Thursday, May 31, 2018

The Stepford Wives, by Ira Levin

Today, I'm looking at a classic sci-fi novel The Stepford Wives which has gotten two movie adaptations and has even entered the lexicon as a phrase in and of itself. The book really is more of a novella, clocking in at about 130 pages, but I think that the brevity really works to its strength rather than a weakness.

Because the book has become in many ways part of the cultural zeitgeist you're probably familiar with the generalities of the plotline. A new family moves to the neighborhood of Stepford and the mother, Joanna, notices that something their neighbors. The women all seem friendly enough, but they spend all their time on housework and say they're far too busy to spend any time on social activities. Joanna manages to meet a handful of other women who are also recent transplants to Stepford and agree that something is weird about Stepford. And then one by one the members of the group start turning into Stepford wives themselves, their entire old personalities erased.

The book itself is a little vague about what happens to the women after they've been ''Stepford-ized''. It's implied they're replaced by robots, but I personally like the idea of them being brainwashed and reprogrammed better. Either way it's very creepy and the pacing works incredibly well to underscore that.

The book is, of course, about feminism and was published in 1972, putting it solidly within the era of Second Wave Feminism which, among other issues, included a drive by white women to escape the role of housewife that had been created by the post-war American economy. Women fought for opportunities outside the home and equality in the workplace. And yes, I'm grossly oversimplifying a critical movement in United States history, but that's how it's relevant to this work.
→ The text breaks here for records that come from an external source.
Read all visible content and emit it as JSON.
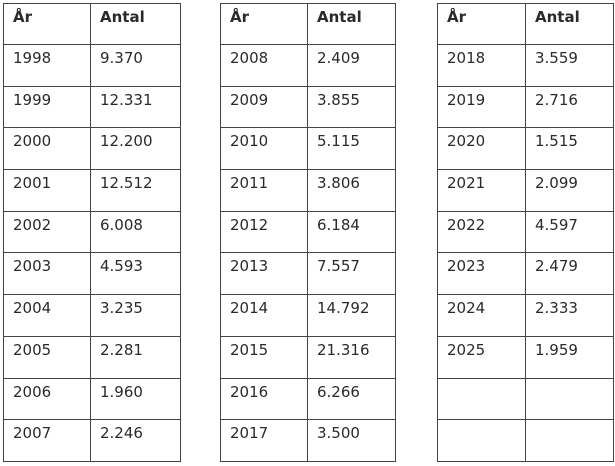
{
  "tables": [
    {
      "header": [
        "År",
        "Antal"
      ],
      "rows": [
        [
          "1998",
          "9.370"
        ],
        [
          "1999",
          "12.331"
        ],
        [
          "2000",
          "12.200"
        ],
        [
          "2001",
          "12.512"
        ],
        [
          "2002",
          "6.008"
        ],
        [
          "2003",
          "4.593"
        ],
        [
          "2004",
          "3.235"
        ],
        [
          "2005",
          "2.281"
        ],
        [
          "2006",
          "1.960"
        ],
        [
          "2007",
          "2.246"
        ]
      ]
    },
    {
      "header": [
        "År",
        "Antal"
      ],
      "rows": [
        [
          "2008",
          "2.409"
        ],
        [
          "2009",
          "3.855"
        ],
        [
          "2010",
          "5.115"
        ],
        [
          "2011",
          "3.806"
        ],
        [
          "2012",
          "6.184"
        ],
        [
          "2013",
          "7.557"
        ],
        [
          "2014",
          "14.792"
        ],
        [
          "2015",
          "21.316"
        ],
        [
          "2016",
          "6.266"
        ],
        [
          "2017",
          "3.500"
        ]
      ]
    },
    {
      "header": [
        "År",
        "Antal"
      ],
      "rows": [
        [
          "2018",
          "3.559"
        ],
        [
          "2019",
          "2.716"
        ],
        [
          "2020",
          "1.515"
        ],
        [
          "2021",
          "2.099"
        ],
        [
          "2022",
          "4.597"
        ],
        [
          "2023",
          "2.479"
        ],
        [
          "2024",
          "2.333"
        ],
        [
          "2025",
          "1.959"
        ]
      ]
    }
  ]
}
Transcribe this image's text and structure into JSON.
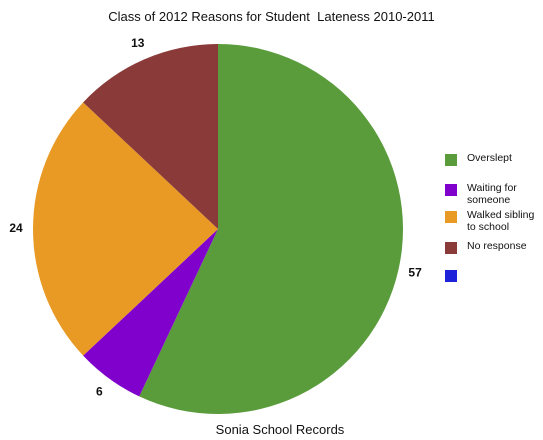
{
  "chart_data": {
    "type": "pie",
    "title": "Class of 2012 Reasons for Student  Lateness 2010-2011",
    "caption": "Sonia School Records",
    "legend_position": "right",
    "slices": [
      {
        "label": "Overslept",
        "value": 57,
        "color": "#5a9c3c"
      },
      {
        "label": "Waiting for someone",
        "value": 6,
        "color": "#8000cc"
      },
      {
        "label": "Walked sibling to school",
        "value": 24,
        "color": "#e89a24"
      },
      {
        "label": "No response",
        "value": 13,
        "color": "#8b3a3a"
      }
    ],
    "legend": [
      {
        "label": "Overslept",
        "color": "#5a9c3c"
      },
      {
        "label": "Waiting for someone",
        "color": "#8000cc"
      },
      {
        "label": "Walked sibling to school",
        "color": "#e89a24"
      },
      {
        "label": "No response",
        "color": "#8b3a3a"
      },
      {
        "label": "",
        "color": "#1e22d8"
      }
    ]
  }
}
As this book relates to feminism it's not even subtext, Joanna is a member of the National Organization of Women and is ready to march on the Stepford Men's Association because of their exclusion of women.

The sad thing is that this book, much like Handmaid's Tale, remains incredibly relevant. We are in the middle of a great political struggle in the United States and there are people who seriously suggest that women's natural place is as a wife and mother and women shouldn't work outside the home. Some people go so far as to argue that this is what's undermining ''western civilization'', completely ignoring the fact that women have had to work for most of history to support their families, and even if a woman chooses to take care of her home and children, that is valuable unpaid work that she provides. And yes, women do far more unpaid work than men. Unfortunately we're at a point where we still need feminist propaganda.

Looking at this as a book, as I said the brevity of the book I think actually works to its benefits. As Joanna gradually pieces together what's going on in Stepford, she realizes that time is running out for her and her husband may already have plans to replace her with a submissive, zombified version of herself. As you start physically running out of book, you know that Joanna is running out of time as well and you hope that she can get away and get help before she becomes Stepford's latest victim. It made for a very emotional reading experience.

Overall I'd definitely recommend reading this book. It's a short and easy read and while it's not subtle, it packs a huge emotional punch and remains frustratingly relevant.